Small business owners, the bread and butter of our economic recovery if we are to believe the politicians and pundits, may look at supply chain management as a complex and sophisticated practice for large, multinational corporations, but the principles apply at every level.
There are at least five entities involved in the example small business supply chain (more if you count additional transport moves, U.S. Customs and Border Protection and other government agencies). Each of those entities brings a specialized knowledge and set of skills to bear on the supply chain, and selecting the right suppliers is the difference between money (margin) well spent or waste and inefficiency.
Inventory strategy and payment terms alone can kill profit. Domestic and import terms differ in who takes ownership of inventory when, who pays for transportation and other services and fees, and who files a claim for any loss. The details might get complicated, but it pays to ask the right questions.
As the big retailers have learned, margins are not made or lost only inside the four walls of the storefront. The whole supply chain leverages what you are capable of doing with merchandising and pricing at the customer interface. Can you afford to offer a special promotion or loyalty discount to clinch a sale? For an answer, you need to know your total landed cost for the goods in stock, not just the original purchase price.
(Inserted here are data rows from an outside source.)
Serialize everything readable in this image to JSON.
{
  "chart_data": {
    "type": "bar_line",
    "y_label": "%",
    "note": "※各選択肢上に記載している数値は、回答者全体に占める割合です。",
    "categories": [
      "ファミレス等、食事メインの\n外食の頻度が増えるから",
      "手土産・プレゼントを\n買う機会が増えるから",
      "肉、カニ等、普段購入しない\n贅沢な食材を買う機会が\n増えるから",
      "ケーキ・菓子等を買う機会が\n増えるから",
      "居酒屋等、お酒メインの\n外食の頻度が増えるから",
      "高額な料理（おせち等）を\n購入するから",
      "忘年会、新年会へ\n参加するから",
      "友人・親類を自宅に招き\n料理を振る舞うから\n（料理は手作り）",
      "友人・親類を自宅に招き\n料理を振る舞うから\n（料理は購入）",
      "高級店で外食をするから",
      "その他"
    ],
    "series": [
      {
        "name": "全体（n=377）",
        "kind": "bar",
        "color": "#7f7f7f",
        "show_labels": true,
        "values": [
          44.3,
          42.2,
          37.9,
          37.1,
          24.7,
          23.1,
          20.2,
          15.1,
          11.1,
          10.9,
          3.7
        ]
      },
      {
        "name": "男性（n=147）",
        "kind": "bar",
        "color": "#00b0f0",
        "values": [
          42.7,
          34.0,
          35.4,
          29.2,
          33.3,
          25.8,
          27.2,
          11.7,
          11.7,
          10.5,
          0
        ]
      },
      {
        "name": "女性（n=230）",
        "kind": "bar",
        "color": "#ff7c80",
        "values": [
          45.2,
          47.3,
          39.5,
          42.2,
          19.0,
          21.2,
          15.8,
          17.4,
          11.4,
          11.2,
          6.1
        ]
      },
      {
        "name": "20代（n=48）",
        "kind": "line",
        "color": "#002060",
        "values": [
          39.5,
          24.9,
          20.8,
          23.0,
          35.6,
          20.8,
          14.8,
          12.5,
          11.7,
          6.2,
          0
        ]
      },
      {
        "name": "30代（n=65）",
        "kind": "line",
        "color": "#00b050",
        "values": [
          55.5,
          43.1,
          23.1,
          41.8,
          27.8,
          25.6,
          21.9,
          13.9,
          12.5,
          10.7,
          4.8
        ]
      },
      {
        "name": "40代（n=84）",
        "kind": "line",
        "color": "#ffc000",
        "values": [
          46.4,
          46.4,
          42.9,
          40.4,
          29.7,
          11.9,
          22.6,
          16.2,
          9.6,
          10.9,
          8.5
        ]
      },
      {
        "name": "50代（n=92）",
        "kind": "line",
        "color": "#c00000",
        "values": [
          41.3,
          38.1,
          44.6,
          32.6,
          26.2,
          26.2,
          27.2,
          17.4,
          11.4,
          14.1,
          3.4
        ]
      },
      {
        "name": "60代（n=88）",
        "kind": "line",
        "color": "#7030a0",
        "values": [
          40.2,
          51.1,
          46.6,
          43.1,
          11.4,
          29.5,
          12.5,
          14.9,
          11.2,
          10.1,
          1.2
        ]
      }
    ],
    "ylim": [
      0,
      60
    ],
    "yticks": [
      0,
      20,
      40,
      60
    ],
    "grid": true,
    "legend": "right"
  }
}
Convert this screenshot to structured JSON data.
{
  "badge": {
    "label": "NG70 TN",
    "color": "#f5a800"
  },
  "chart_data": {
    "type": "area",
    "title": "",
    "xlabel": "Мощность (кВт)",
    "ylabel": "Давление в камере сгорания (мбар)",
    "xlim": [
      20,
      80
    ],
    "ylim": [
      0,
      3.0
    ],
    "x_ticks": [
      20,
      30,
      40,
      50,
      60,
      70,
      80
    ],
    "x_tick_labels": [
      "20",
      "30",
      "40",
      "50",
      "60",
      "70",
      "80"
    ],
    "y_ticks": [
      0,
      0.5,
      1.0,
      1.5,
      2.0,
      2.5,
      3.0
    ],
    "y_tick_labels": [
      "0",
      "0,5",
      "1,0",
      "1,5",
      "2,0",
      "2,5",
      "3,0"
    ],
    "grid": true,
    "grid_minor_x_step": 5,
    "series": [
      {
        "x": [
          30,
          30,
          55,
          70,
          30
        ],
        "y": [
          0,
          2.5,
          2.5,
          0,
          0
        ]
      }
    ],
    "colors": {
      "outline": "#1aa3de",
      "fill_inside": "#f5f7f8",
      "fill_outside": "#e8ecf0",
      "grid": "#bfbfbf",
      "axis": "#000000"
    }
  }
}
And to get that number, you have to look at your supply chain.
The choices you make along that supply chain will determine your profit. Go armed with knowledge, and ask the right questions and you won't delegate profits along with responsibilities to the wrong supply chain partners. That's true whether you're Wal-mart or Wally's Corner Market. Employers want people with supply chain knowledge and skills. Self-employed small business owners should add supply chain management to their own ever-increasing list of basic skills.